Considering the large number (17.8 million), high marriage rate, growing HIV epidemic, and poor mental health status among Chinese MSM [11,12,13,14, 30, 31], it is critical to help MSM navigate a balance between their own needs and the culturally normative social duties as heterosexual men. More efforts are needed to reduce the social stigma toward homosexual behaviors and external pressure to marry, targeting specific HIV-prevention and professional consult services, and skills to cope with marriage-related troubles. Early detection of anxiety and depression symptoms, and implementing pharmacologic and non-pharmacologic treatment could improve their mental health status and provide support for MSM to accept public health services. Nonetheless, more work is needed to validate our findings and to explain the mechanisms behind the “double-edged sword” effects of marriage on the mental health of Chinese MSM, and assess the possible influence of the rapid changes in lifestyle and attitude toward homosexual behaviors and/or marriage in China.

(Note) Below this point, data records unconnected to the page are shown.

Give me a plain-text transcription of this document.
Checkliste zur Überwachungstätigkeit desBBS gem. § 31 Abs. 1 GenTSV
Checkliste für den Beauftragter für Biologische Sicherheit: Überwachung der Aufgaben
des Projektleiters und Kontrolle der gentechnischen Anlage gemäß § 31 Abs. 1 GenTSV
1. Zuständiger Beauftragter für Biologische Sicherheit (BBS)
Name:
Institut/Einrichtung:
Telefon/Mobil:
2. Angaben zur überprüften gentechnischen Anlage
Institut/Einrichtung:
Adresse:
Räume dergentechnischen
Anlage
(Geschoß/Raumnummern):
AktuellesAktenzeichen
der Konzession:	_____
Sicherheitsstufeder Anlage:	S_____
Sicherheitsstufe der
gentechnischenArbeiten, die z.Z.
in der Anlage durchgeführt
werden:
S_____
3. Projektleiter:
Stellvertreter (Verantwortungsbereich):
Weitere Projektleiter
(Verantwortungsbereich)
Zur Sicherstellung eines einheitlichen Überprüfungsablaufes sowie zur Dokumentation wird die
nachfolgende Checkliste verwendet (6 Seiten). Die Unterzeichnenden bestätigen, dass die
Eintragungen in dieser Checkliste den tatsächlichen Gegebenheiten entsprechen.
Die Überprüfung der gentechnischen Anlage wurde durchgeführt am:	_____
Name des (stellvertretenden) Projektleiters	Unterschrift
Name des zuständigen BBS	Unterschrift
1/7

There were some limitations within this study that need to be acknowledged. The temporal misalignment between marriage status (current status), depression and anxiety (in the past week), GRSE (in the past 3 months), and social support (not specified), as well as the self-reported symptoms or events, may bias their associations. The cross-sectional design of this study made it impossible to determine directionality or causality between marriage status and emotional distress. The 807 MSM were selected from 4 cities in northeast China. It is not certain that our findings can be generalized to other regions of China. Previous studies noted that RDS may have included individuals who are more marginalized, have fewer resources, and/or have more time to participate in the study. Attentions should be paid to the possible selections bias when generalizing our findings to the target MSM population.

Conclusion

Age, HIV infection, and number of experienced GRSEs are independent predictors for depression and anxiety symptoms, and current marriage is associated with significantly decreased levels of anxiety symptoms among Chinese MSM. High marriage rates in Chinese MSM may play an important role in shaping the high HIV epidemic among themselves and to their wives, as well as their mental health. New interventions to control the HIV epidemic and improve mental health should accommodate the personal, social, and cultural needs of different marriage subgroups, such as policy development and environment building, to reduce social discrimination toward homosexual behaviors and marriage/co-habitation, increasing the capabilities to buffer or cope with the unique marriage-related stressors and protect themselves and their family members from psychological harm and HIV infection, screening, and early treatment of depression and anxiety. More studies are needed to understand the mechanisms underlying the effects of different marriage status on the emotional distress of Chinese MSM.